In the event of failure to submit an effective report, a penalty of $200 is imposed. This stress upon compliance helps clients avoid this strain.

Such payment conditions also render issuances of the Secretary of State of the USA to cease providing a Certificate of Good Standing for any corporation that still has unpaid taxes making it difficult for the corporation to operate legally.

Any corporation that files a report to a taxable jurisdiction and does not comply with the franchise tax payables for over a year shall automatically have its charters canceled meaning they cease to exist as a legal corporation.

For LLCs (Limited Liability Company)

Due Date

Annually, the franchise tax is payable on or before June 1st for Delaware LLCs. This is a more favorable deadline for the LLC because now they can delay as much as possible for them to be able to coordinate and arrange how they will pay for tax obligations.

Filing and Payment

As for payments, they’re made directly to the state of Delaware. The procedure is very simple, and it can be done either online or by postal service. One is a credit card using PayPal which is quite popular another is via ACH debit which is also inclusive of payments made on the area website.

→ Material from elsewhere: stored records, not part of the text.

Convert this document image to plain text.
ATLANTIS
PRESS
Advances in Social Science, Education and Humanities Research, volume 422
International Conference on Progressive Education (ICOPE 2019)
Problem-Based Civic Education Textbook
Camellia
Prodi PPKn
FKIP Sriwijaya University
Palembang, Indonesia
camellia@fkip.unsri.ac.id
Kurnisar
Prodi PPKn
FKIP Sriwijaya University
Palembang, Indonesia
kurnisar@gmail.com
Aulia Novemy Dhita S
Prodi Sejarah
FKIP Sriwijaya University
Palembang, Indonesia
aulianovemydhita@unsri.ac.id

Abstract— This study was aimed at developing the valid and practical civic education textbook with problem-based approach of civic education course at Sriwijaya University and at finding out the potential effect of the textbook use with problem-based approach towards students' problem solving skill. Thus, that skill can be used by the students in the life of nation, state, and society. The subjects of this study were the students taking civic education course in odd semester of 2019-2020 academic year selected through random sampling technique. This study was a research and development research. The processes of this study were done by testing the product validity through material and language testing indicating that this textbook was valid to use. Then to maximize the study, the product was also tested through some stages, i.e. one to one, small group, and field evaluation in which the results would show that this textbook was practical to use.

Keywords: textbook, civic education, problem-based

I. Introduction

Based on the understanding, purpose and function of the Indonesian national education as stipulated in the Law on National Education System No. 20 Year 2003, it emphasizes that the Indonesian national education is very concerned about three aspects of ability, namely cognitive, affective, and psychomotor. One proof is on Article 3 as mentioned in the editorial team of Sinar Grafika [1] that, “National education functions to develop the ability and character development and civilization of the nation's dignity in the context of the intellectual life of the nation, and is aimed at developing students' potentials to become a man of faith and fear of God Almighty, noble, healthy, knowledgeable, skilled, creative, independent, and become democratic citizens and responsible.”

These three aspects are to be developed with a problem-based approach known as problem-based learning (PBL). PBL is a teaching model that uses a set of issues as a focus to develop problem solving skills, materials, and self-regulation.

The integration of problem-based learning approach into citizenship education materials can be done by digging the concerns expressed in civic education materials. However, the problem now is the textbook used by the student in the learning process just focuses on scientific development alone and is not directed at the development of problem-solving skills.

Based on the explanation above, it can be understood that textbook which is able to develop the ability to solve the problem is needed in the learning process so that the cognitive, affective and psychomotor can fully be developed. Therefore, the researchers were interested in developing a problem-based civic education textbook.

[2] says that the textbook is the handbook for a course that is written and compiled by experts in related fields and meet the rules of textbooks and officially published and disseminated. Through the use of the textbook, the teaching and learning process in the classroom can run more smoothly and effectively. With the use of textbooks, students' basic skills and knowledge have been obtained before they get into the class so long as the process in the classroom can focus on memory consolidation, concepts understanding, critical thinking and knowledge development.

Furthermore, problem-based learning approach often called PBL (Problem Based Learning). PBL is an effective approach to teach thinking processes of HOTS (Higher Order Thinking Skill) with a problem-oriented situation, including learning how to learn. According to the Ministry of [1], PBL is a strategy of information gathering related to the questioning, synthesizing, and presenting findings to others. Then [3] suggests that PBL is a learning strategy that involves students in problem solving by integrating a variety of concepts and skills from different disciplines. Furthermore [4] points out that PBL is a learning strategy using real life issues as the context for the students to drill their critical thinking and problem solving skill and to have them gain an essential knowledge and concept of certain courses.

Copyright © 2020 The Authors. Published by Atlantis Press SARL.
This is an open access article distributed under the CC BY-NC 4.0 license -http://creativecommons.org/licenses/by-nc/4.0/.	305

Alternatively, you may make payments through a check which should be addressed to “Delaware Secretary of State” which should be forwarded to the tax notice provided address. This option is still open for those who have not adopted modern payment means.

Fees and Penalties

The taxation of LLCs in Delaware based on the state law and set provisions stipulates that the applicable franchise tax is a flat annual rate of $300. There are certain charges for late payments as there is a late fee of $200 and a penalty of 1.5 percent will be charged for every month the payment is not made which is a clear indication that there is a need to comply.

Additional Information

Using a Registered Agent or Filing Service

To navigate through the various requirements of Registered agents’ specifics and thorough filing respectively, it would help for both Corporations and LLCs to consider a combination of the above two options. This is not obligatory as the activity can be done over the internet, however, some firms may find it useful and a bit of peace of mind.

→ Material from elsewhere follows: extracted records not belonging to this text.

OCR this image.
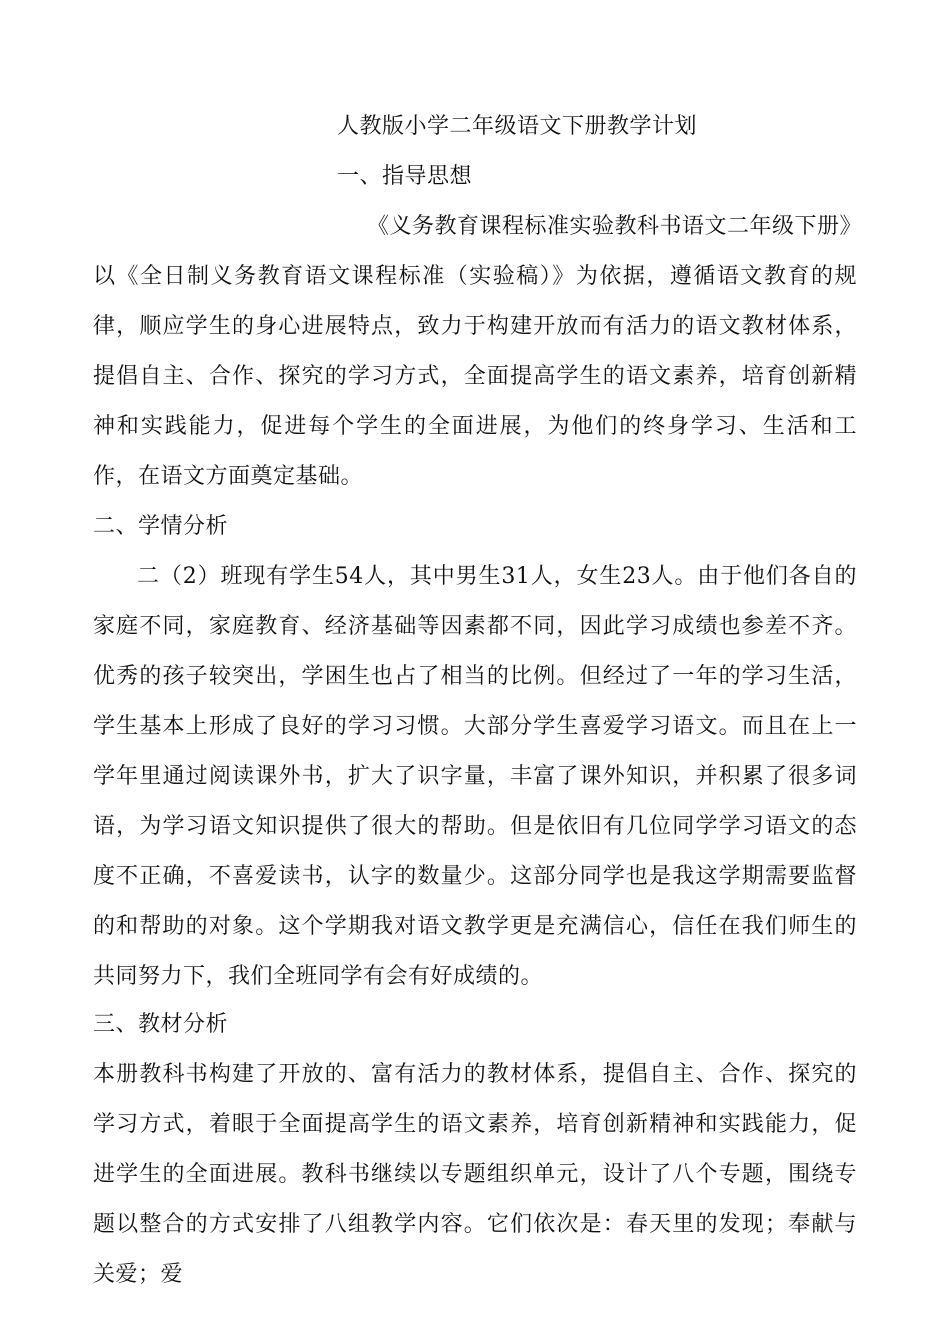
人教版小学二年级语文下册教学计划
一、指导思想
《义务教育课程标准实验教科书语文二年级下册》

以《全日制义务教育语文课程标准（实验稿）》为依据，遵循语文教育的规律，顺应学生的身心进展特点，致力于构建开放而有活力的语文教材体系，提倡自主、合作、探究的学习方式，全面提高学生的语文素养，培育创新精神和实践能力，促进每个学生的全面进展，为他们的终身学习、生活和工作，在语文方面奠定基础。

二、学情分析

二（2）班现有学生54人，其中男生31人，女生23人。由于他们各自的家庭不同，家庭教育、经济基础等因素都不同，因此学习成绩也参差不齐。优秀的孩子较突出，学困生也占了相当的比例。但经过了一年的学习生活，学生基本上形成了良好的学习习惯。大部分学生喜爱学习语文。而且在上一学年里通过阅读课外书，扩大了识字量，丰富了课外知识，并积累了很多词语，为学习语文知识提供了很大的帮助。但是依旧有几位同学学习语文的态度不正确，不喜爱读书，认字的数量少。这部分同学也是我这学期需要监督的和帮助的对象。这个学期我对语文教学更是充满信心，信任在我们师生的共同努力下，我们全班同学有会有好成绩的。

三、教材分析

本册教科书构建了开放的、富有活力的教材体系，提倡自主、合作、探究的学习方式，着眼于全面提高学生的语文素养，培育创新精神和实践能力，促进学生的全面进展。教科书继续以专题组织单元，设计了八个专题，围绕专题以整合的方式安排了八组教学内容。它们依次是：春天里的发现；奉献与关爱；爱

Consequences of Non-Payment

The deadline has passed, and your business is at risk of administrative dissolution if taxes and penalties remain unpaid for a considerable duration. This consequence indicates the importance of adhering to complying with state tax obligations to protect one’s business reputation and strength.

Filing the Annual Report

The Annual Franchise Tax Report must be filed online through the Delaware Division of Corporations website at click Here

Delaware Tax
Delaware Tax

Enter your Business Entity File Number, which can be found by performing a business name search on the Delaware Secretary of State entity https://icis.corp.delaware.gov/ecorp/entitysearch/namesearch.aspx.

Delaware Taxation
Delaware Taxation

Conclusion

Avoiding any penalties and adverse situations is possible only if Delaware Annual Franchise Tax is paid as it is one of the vital factors in keeping your business’s entity in good standing. These steps must be followed as well as the particulars applicable to your kind of business to avoid any sanctions that may result from non-compliance. End these processes here, as you have the option of getting help from EasyFiling services to eliminate the struggles that come with franchise tax filings.

nabin adhikari

Nabin Adhikari

Nabin Adhikari is the Founder and CEO of EasyFiling Inc. He is a young entrepreneur carrying the aim of helping all fellow entrepreneurs throughout the world to expand their businesses in more successful countries like the United States, the United Kingdom, and more. With over 10 years of experience in forming companies, Nabin is here today sharing his hands-on experience and information to all the interested people around the world.